Porém, eles sabem que, se algum dia houver recuperação, será somente quando ninguém mais se lembrará daqueles que fizeram a lambança, para não usar um termo mais agressivo e preciso para classificar a chegada dos representantes do Master ao Paço Municipal e ao instituto que deveria zelar pelo dinheiro que pertence aos servidores municipais.
Essas autoridades e até técnicos do IMPCG alegam agora que ninguém tinha bola de cristal para saber que o Master estava falindo. Porém, não é necessário ser expert em mercado financeiro para saber que quando a esmola é demais até santo desconfia.

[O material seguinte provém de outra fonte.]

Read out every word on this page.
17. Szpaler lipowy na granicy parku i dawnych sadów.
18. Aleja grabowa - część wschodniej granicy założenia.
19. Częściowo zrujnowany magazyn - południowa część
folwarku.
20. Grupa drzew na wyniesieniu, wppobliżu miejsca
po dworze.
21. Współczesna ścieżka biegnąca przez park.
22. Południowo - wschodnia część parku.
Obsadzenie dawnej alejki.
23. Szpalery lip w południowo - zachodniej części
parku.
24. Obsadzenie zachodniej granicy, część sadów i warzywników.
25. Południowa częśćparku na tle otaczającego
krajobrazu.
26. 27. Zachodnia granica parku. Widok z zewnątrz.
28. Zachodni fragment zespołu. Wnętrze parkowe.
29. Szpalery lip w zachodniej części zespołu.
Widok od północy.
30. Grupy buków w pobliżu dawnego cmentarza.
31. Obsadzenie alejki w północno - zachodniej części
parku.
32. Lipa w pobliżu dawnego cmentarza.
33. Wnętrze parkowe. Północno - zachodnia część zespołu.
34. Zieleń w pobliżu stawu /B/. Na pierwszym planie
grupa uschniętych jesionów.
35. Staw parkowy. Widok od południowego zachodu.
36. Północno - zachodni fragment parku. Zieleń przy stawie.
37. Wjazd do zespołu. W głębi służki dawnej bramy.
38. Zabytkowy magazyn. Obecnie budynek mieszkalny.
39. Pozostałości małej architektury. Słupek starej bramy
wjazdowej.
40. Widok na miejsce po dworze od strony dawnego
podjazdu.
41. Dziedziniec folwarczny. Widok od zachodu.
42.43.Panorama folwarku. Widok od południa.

Ou seja, os juros oferecidos pelo Master estavam acima daquilo que os demais pagavam e, somente por conta disso, qualquer aplicador sensato já deveria ficar com um pé atrás.

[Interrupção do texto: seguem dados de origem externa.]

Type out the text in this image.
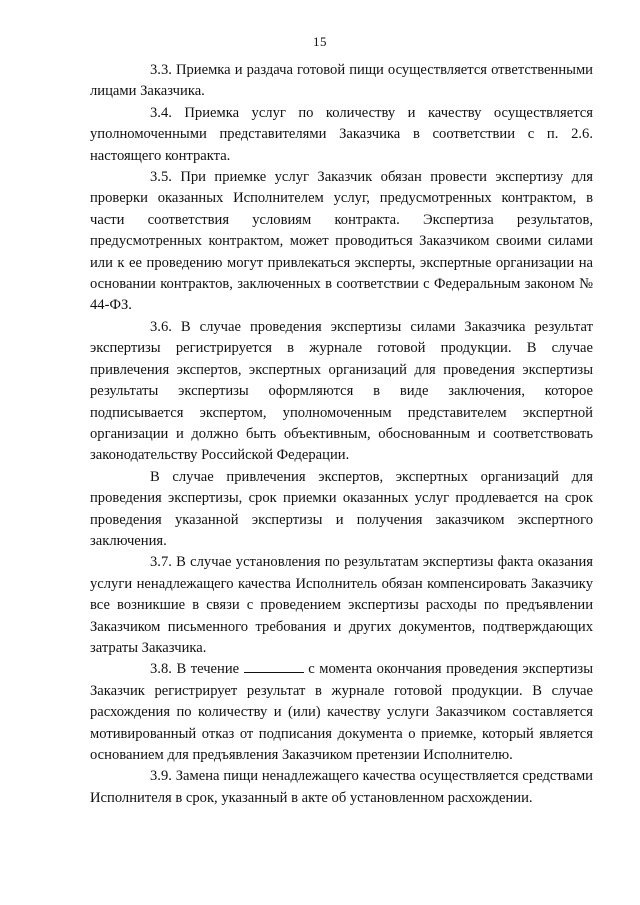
15

3.3. Приемка и раздача готовой пищи осуществляется ответственными лицами Заказчика.

3.4. Приемка услуг по количеству и качеству осуществляется уполномоченными представителями Заказчика в соответствии с п. 2.6. настоящего контракта.

3.5. При приемке услуг Заказчик обязан провести экспертизу для проверки оказанных Исполнителем услуг, предусмотренных контрактом, в части соответствия условиям контракта. Экспертиза результатов, предусмотренных контрактом, может проводиться Заказчиком своими силами или к ее проведению могут привлекаться эксперты, экспертные организации на основании контрактов, заключенных в соответствии с Федеральным законом № 44-ФЗ.

3.6. В случае проведения экспертизы силами Заказчика результат экспертизы регистрируется в журнале готовой продукции. В случае привлечения экспертов, экспертных организаций для проведения экспертизы результаты экспертизы оформляются в виде заключения, которое подписывается экспертом, уполномоченным представителем экспертной организации и должно быть объективным, обоснованным и соответствовать законодательству Российской Федерации.

В случае привлечения экспертов, экспертных организаций для проведения экспертизы, срок приемки оказанных услуг продлевается на срок проведения указанной экспертизы и получения заказчиком экспертного заключения.

3.7. В случае установления по результатам экспертизы факта оказания услуги ненадлежащего качества Исполнитель обязан компенсировать Заказчику все возникшие в связи с проведением экспертизы расходы по предъявлении Заказчиком письменного требования и других документов, подтверждающих затраты Заказчика.

3.8. В течение	с момента окончания проведения экспертизы Заказчик регистрирует результат в журнале готовой продукции. В случае расхождения по количеству и (или) качеству услуги Заказчиком составляется мотивированный отказ от подписания документа о приемке, который является основанием для предъявления Заказчиком претензии Исполнителю.

3.9. Замена пищи ненадлежащего качества осуществляется средствами Исполнителя в срок, указанный в акте об установленном расхождении.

Contudo, o mais intrigante e, ao mesmo tempo, revelador nesta história que agora tentam vender como mero azar são os empréstimos consignados que passaram a ser oferecidos a servidores municipais e estaduais depois que o IMPCG fez a aplicação financeira.
O banco pagava menos de 1% ao instituto e, ao mesmo tempo, cobrava até 4,5% mensalmente dos servidores que aceitaram o cartão de crédito. E esses empréstimos não foram tomados por algum tipo de irresponsabilidade de servidores que não conseguem controlar seus gastos.

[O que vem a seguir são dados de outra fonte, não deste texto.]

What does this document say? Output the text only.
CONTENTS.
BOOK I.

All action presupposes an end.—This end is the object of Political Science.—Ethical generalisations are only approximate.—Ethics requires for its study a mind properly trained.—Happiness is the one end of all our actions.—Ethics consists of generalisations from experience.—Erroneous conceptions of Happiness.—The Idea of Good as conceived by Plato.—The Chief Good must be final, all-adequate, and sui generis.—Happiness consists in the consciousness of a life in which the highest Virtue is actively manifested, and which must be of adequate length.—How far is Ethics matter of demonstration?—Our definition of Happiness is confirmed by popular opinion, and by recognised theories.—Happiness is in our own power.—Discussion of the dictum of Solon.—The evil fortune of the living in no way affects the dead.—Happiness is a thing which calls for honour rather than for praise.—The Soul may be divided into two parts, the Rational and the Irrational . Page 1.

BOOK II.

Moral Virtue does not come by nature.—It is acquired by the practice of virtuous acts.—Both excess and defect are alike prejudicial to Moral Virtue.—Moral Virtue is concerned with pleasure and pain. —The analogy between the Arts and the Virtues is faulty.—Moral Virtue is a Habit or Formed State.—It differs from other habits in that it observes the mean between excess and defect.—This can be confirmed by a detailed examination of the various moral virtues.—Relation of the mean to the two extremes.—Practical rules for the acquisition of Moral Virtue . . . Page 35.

A administração municipal literalmente empurrou os servidores para o colo do Master. Primeiro, mudou a legislação e ampliou a margem de endividamento do funcionalismo. Depois, restringiu o acesso de servidores aos bancos tradicionais.
Na sequência, repassou aos corretores do Master o cadastro, com telefone, de praticamente todos os servidores, que começaram a receber uma saraivada de ligações telefônicas com a oferta de empréstimo.
Esses corretores, porém, não explicavam que não se tratava de um consignado tradicional, mas de um cartão de crédito. Muita gente caiu na pegadinha e, por conta disso, existem centenas de ações judiciais (270 ações ajuizadas somente este ano em Campo Grande) contestando a legalidade desses financiamentos impagáveis.
Somente entre os 7 mil aposentados, o Master recolhe mensalmente em torno de R$ 500 mil mensais, conforme revelou o presidente do IMPCG em audiência pública na Câmara Municipal de Campo Grande nesta sexta-feira.
Quando da aplicação dos recursos, parte dos servidores, especificamente os sindicatos que representam os professores (o maior de todos) e o dos dentistas, votou contra a aplicação e alertou que a instituição financeira não era confiável.
Os sindicatos foram ignorados, mas, ao colocarem a boca no trombone, conseguiram evitar que fosse concretizada uma segunda aplicação, já que, inicialmente, o comando do instituto previa aplicar mais de R$ 3 milhões no Master.